As part of his presentation, Jonathan Bloom depicted how the daily food waste in America would fit on UCR's campus.
As part of his presentation, Jonathan Bloom depicted how the daily food waste in America would fit on UCR’s campus.

On Tuesday, Feb. 16, journalist and author Jonathan Bloom gave a lecture on food waste and the impact it has had on our world at the UCR Extension Center. The focus of the lecture was on why people waste food, the repercussions of food waste and how people can help to alleviate the problems caused by these behaviors. His lecture is among a series of discussions hosted by the UC Global Food Initiative at UCR.

Bloom explained that a large reason why people throw away unused food is due to expiration dates, appearance and lack of food knowledge. “We as a culture have gotten to the point where we are not sure if things are good or not and how to tell if it is still good,” he said.

Currently, 40 percent of the food available for consumption is wasted in the United States, despite the fact that over 48 million Americans live in food insecure households. “It’s morally callous to know that people don’t have enough to eat, and then to willingly squander food and not finish what is on your plate,” Bloom said. According to his research, by redistributing 2 percent of the wasted food we could potentially end starvation in the United States, but it isn’t a problem that many people recognize. “We often think of it as something that our nation experienced in the past, but it isn’t history, it is alive and well today,” explained Bloom.

Food waste also has a large impact on the surroundings people live in.
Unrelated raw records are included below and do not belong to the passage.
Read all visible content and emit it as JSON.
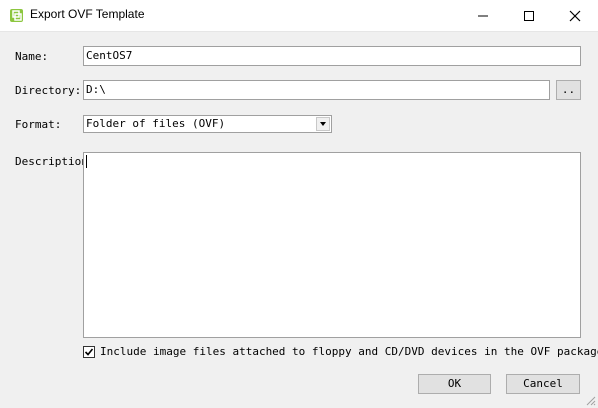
{
  "window": {
    "title": "Export OVF Template",
    "icon": "vmware-workstation-icon",
    "controls": [
      "minimize-icon",
      "maximize-icon",
      "close-icon"
    ]
  },
  "form": {
    "name_label": "Name:",
    "name_value": "CentOS7",
    "directory_label": "Directory:",
    "directory_value": "D:\\",
    "browse_label": "..",
    "format_label": "Format:",
    "format_value": "Folder of files (OVF)",
    "description_label": "Description",
    "description_value": "",
    "include_images_label": "Include image files attached to floppy and CD/DVD devices in the OVF package",
    "include_images_checked": true
  },
  "buttons": {
    "ok": "OK",
    "cancel": "Cancel"
  }
}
Oil depletion, methane gases and water shortages are just some of the problems plaguing the environment. “A quarter of the fresh water usage goes towards growing food that is then wasted. To put that into a different perspective, basically every year we are losing a Great Salt Lake worth of water through food we don’t eat,” Bloom stated.

In addition, when wasted food decomposes in landfills, it is deprived of air, causing methane gases to form and be released into the atmosphere, which is a major cause of climate change. Putting an end to bad habits may seem like it would not have a large effect, but Bloom explains that ending food waste has a larger impact than people realize.

“We are producing twice the amount of calories we need per person, and to have that abundance and not do something to help those who don’t have enough to eat is disgraceful,” Bloom says. There are many solutions that Bloom feels can eliminate the problems we face today, such as legislation that bans throwing away food. Other solutions include but are not limited to: a national campaign against food waste, programs in schools and natural practices such as composting.